O pranto dos seus cavalos imortais
fez pena a Zeus. “No casamento de Peleu”,
disse, “irrefletido foi o gesto meu;
inditosos cavalos, melhor fora, creio,
não vos ter dado. Que faríeis lá no meio
da mísera humanidade que é joguete da Sorte?
Vós, a quem a velhice não ronda nem espreita morte,
infortúnios fugazes padeceis. Às suas
dores os homens vos prendem”. –– Mas as lágrimas suas
pelo eterno , sem remissão jamais,
infortúnio da morte vertiam os dois nobres animais.
Observamos no poema em questão a presença de Homero no contexto contemporâneo e, seguramente, uma reflexão a respeito da finitude humana. Em outras palavras: a miserabilidade da nossa condição. Mas não somente. Veja-se, neste poema, a síntese da imaterialidade de uma dor profunda. A dor de uma perda. Dor tão grande que desestabiliza, mesmo que por alguns instantes, até Zeus, deus do Olimpo. O poeta, inclusive, não esqueceu da nobreza dos cavalos (em sua perfeição representada, na mitologia grega, por Pégasus). Uma das espécies, talvez, mais misteriosas imersa em sua habitual solidão.

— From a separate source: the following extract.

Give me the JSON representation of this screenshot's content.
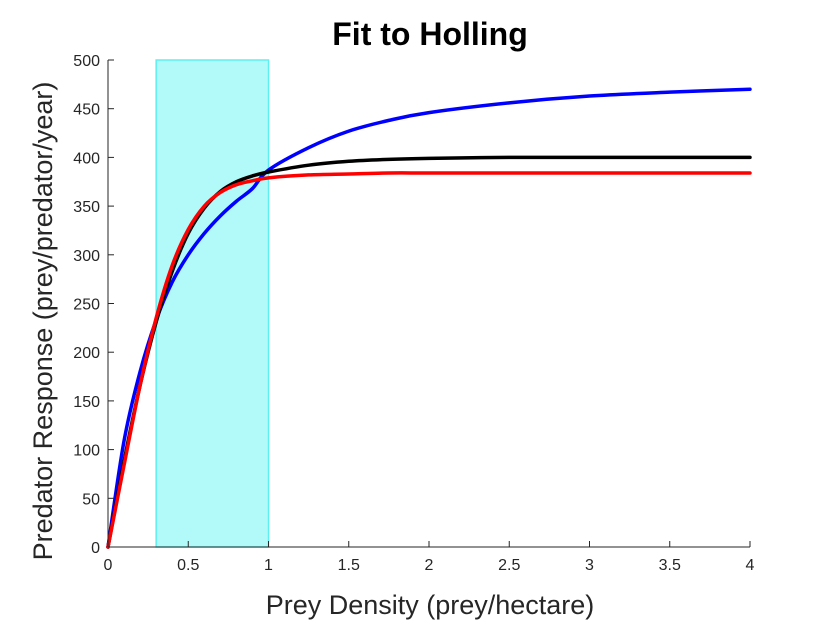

Kaváfis é, sobretudo, um memorialista. Os seus poemas possuem, em sua maioria, traços de uma memória individual em constante diálogo com o passado coletivo da história. Mas não somente isso. Nas palavras de José Paulo Paes: “(…) a obsessão do passado, que se compraz em superpor diferentes épocas históricas para marcar, a um só tempo, a continuidade e o pluralismo da tradição helenística, não exclui uma viva percepção do presente em que se nutre a sensualidade do poeta” [1].
Georges Seféris (1900-1971), poeta grego, diga-se de passagem que recebeu um merecido Nobel em 1963, não deixou de lado em seus ensaios de crítica literária, Kaváfis. De acordo com ele [2] a literatura de Kaváfis é composta de uma mescla e entrecruzamentos de sentimento, saber e pensamento. Por quê? Porque aparentemente ácido, ao mesmo tempo, conduz, nós leitores, a uma reinterpretação do que realmente seja sensibilidade. Em outras palavras: uma estética da sensibilidade. A estética, conforme sabemos, é inseparável do olhar sensível de uma subjetividade singular e, sobretudo, “original”. Aquele olhar, no caso de Kaváfis, que nos conduz para dentro de nós mesmos e faz com que as grandes verdades subterrâneas aflorem sem possíveis receios de nos depararmos com a dura realidade, já exposta por Fernando Pessoa. Isto é, “somos o que nos supusemos”. Quando amamos, para ficarmos somente com um exemplo, exteriorizamos, de nós mesmos, somente o que desejamos. Assim como amamos no outro o que queremos enxergar. Dura realidade. Mas que deveria, sempre, estar presente em nossas possíveis e contínuas incursões interiores que somente as literaturas regidas pela grandiosidade de linguagens não estabelecidas, como a de Kaváfis, podem nos conduzir.
[1] José Paulo Paes, Konstantinos Kaváfis Poemas. Rio de Janeiro: Nova Fronteira, [s.d]. p. 30.
[2] George Seféris, El Estilo Griego I. Tradução[do grego para o espanhol] de Selma Ancira. México: Fondo de Cultura Económica, 1994. p. 53.